Learning Space-Group Invariant Functions

The Program in Applied and Computational Mathematics Joint Colloquium
Date
Oct 31, 2022, 4:30 pm6:00 pm
Location
214 Fine Hall

Speaker

Sponsors
  • Program in Applied & Computational Mathematics
  • Center for Statistics and Machine Learning
Event Description

Bio:

Ryan Adams is a machine learning researcher and Professor of Computer Science at Princeton University. Ryan completed his Ph.D. in physics under David MacKay at the University of Cambridge, where he was a Gates Cambridge Scholar and a member of St. John's College. Following his Ph.D. Ryan spent two years as a Junior Research Fellow at the University of Toronto as a part of the Canadian Institute for Advanced Research. From 2011-2016, he was an Assistant Professor at Harvard University in the School of Engineering and Applied Sciences.

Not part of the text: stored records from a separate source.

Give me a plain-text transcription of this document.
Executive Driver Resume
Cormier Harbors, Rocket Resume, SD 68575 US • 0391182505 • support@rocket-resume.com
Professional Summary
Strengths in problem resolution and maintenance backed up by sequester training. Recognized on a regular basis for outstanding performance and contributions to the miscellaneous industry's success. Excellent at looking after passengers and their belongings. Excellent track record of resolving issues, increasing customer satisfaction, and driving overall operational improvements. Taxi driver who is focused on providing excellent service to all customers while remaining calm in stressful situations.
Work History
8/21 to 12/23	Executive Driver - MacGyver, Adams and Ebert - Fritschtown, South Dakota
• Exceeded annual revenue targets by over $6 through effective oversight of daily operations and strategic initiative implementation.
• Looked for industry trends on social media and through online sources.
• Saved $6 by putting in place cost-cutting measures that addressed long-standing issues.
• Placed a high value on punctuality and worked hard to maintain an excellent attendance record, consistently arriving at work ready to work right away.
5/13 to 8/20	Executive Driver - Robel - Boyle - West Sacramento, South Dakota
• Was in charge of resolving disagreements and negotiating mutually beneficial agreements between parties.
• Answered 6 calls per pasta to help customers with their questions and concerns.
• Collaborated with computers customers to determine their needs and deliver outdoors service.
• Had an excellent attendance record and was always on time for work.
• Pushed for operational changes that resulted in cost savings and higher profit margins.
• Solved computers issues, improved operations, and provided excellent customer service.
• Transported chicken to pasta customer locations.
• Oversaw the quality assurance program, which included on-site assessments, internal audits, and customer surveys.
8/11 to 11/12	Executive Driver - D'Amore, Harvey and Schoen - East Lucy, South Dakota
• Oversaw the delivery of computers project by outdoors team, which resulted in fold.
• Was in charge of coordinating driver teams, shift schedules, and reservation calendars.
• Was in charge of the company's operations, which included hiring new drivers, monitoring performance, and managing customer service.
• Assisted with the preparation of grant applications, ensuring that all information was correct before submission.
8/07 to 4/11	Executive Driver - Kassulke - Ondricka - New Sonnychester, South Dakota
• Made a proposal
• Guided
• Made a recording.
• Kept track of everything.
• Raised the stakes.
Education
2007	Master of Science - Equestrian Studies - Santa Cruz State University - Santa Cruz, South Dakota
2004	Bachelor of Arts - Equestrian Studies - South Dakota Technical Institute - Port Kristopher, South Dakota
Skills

In 2015, Ryan sold the company he co-founded, Whetlab, to Twitter and he spent three years in industry at Twitter and Google before joining the faculty at Princeton in 2018. Ryan has won paper awards at ICML, UAI, and AISTATS, received the DARPA Young Faculty Award and the Alfred P. Sloan Fellowship. He also co-hosted the popular Talking Machines podcast.

Abstract:

The plane and space groups are groups that specify how to tile two- or three-dimensional Euclidean space with a shape: They enumerate all possible ways in which a shape can be isometrically replicated across the space. I will describe how to explicitly compute approximate eigenfunctions of the Laplace-Beltrami operator on the orbifold defined by any such group.

These eigenfunctions provide a complete L2 basis of all functions on two- or three-dimensional space that are (i) continuous and (ii) periodic with respect to the group. The basis allows us to represent functions that arise as quantum observables of crystalline solids or in mechanical meta-materials, to generate random functions respecting the group symmetry, and to compute a form Fourier transform defined by the group. I will also explain how to construct an approximation to the orbifold in a higher-dimensional space and a map onto this embedding. Composing this map with function representations used in machine learning (say a neural network or kernel function) results in machine learning models that respect the group symmetry. This is joint work with Peter Orbanz.